In February 2021 immigration, police and military officials carried out a midnight raid at the home of Ahluwalia, who is a Canadian national, and his wife, summarily deporting them. The pair was presented with a letter stating they had been declared “prohibited immigrants” by Bainimarama as minister for immigration for unspecified “repeated breaches” of the immigration act and of their visa conditions.
New Zealand journalist Michael Field wrote on Pacific Newsroom that there was clear evidence that the attacks on the vice chancellor were primarily directed by USP pro-chancellor Winston Thompson, a former Fijian ambassador to the United States, who had close links to the regime.
Ahluwalia’s expulsion was denounced by students, staff and alumni as a “coup,” and likened to “gestapo tactics.” Fiji’s Law Society joined the condemnation, while civil society group Civicus said it would create a “chilling effect for whistle-blowers and those who want to speak up and expose violations by officials in Fiji.” A police presence was established at the USP’s Laucala campus to intimidate any protests.
The issue escalated into a region-wide controversy. USP Chancellor Lionel Aingimea, who is president of Nauru, accused a “small group” of Fiji officials of “hijacking” the institution.
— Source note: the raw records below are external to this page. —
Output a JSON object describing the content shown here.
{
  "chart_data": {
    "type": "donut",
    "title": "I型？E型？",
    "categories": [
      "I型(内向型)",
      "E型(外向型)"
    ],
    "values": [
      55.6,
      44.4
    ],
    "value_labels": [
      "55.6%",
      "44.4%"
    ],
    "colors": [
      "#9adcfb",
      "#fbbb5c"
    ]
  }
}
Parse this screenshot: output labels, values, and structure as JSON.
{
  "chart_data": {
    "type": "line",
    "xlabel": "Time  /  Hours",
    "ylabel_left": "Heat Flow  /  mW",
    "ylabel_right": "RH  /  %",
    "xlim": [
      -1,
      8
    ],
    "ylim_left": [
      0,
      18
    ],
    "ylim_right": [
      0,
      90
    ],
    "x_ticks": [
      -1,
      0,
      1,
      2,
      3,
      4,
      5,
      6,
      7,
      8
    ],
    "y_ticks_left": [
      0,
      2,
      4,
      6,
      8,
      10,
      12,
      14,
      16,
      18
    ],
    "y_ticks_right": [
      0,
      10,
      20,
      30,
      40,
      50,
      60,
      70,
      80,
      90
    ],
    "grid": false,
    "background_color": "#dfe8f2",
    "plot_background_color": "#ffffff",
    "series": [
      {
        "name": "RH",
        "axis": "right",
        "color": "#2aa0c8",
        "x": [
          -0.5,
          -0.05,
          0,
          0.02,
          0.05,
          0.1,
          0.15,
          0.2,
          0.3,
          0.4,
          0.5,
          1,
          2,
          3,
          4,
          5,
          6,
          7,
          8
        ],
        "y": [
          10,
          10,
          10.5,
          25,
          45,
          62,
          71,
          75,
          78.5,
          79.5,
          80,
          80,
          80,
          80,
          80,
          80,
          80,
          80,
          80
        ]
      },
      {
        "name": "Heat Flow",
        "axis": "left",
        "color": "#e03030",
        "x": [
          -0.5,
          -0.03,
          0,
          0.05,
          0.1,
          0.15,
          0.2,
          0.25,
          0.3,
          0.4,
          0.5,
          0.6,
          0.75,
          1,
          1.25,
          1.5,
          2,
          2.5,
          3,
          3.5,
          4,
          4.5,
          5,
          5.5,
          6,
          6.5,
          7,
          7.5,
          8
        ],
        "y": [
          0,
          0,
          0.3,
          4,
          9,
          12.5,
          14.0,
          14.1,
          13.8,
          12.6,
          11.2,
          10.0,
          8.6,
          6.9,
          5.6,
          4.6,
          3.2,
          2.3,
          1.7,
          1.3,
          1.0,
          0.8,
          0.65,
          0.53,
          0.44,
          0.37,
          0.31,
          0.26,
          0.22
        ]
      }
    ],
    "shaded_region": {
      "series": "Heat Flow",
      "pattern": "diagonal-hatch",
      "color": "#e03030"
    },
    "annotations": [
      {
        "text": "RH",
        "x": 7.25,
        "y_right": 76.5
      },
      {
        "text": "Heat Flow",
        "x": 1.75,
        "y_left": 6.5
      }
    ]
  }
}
Samoa’s then prime minister, Tuila’epa Sa’ilele Malielegaoi, declared he would seek to “rehouse” the university in his country. He said the deportation was only the latest in a series of issues at the USP which “came as no surprise,” adding that “many big organisations have actually left Fiji in a similar fashion.”
Among Rabuka’s first moves on taking office in January was to bring Ahluwalia back from exile and reinstate him at the university. Clearly intended as a shot over Bainimarama’s bow, Rabuka delivered an effusive public apology at the USP, declaring: “It doesn’t matter who did it. As far as the world is concerned, Fiji did it to you.” He promised to pay the first instalment of $10 million in owed grants.
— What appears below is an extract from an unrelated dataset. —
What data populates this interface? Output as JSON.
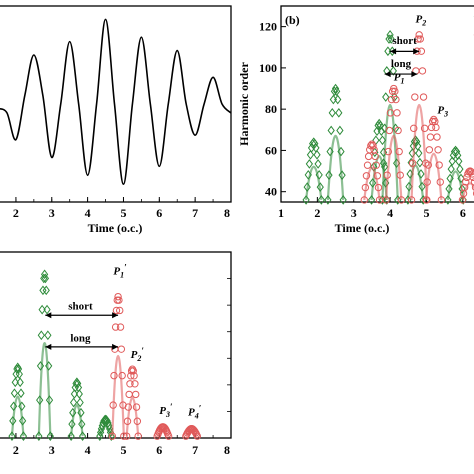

Rabuka’s public rehabilitation of Ahluwalia, followed by Bainimarama’s arrest, is also part of Rabuka’s posturing about liberalising and undoing aspects of the previous unpopular dictatorial regime. An oppressive media law that allows fines and prison sentences for news reports deemed against the “national interest” is to be replaced. The trade unions are being brought in from the cold through a tripartite wage fixing system that will offer them “consultation” alongside government and employers.
Rabuka however, has no less of an authoritarian history than Bainimarama. He ruled as prime minister from 1992 to 1999 after leading two military coups in 1987 to boost the position of ethnic Fijians against Indo-Fijians, many of whom fled the country.
Rabuka is now reviving contentious communalist politics, aimed at cementing the position of the ethnic iTaukei Fijian elite at the expense of Indo-Fijians and the working class, including the re-establishment of the privileged Great Council of Chiefs. That body was shut down in 2012 by Bainimarama, who accused it of exacerbating racial divisions “to the detriment of Fiji’s pursuit of a common and equal citizenry.”
Rabuka’s positioning is a response to fears within the ruling elite of simmering anger in the working class. Fiji’s workers are suffering skyrocketing inflation, the destruction of thousands of jobs, and fractured supply chains for food, energy and basic goods. The poverty rate is nearly 30 percent and the social catastrophe has been exacerbated by the ongoing COVID-19 pandemic. As they are internationally, more austerity measures are on the way.
Should Rabuka’s strategy fail to contain widespread social struggles, the army still stands waiting in the wings.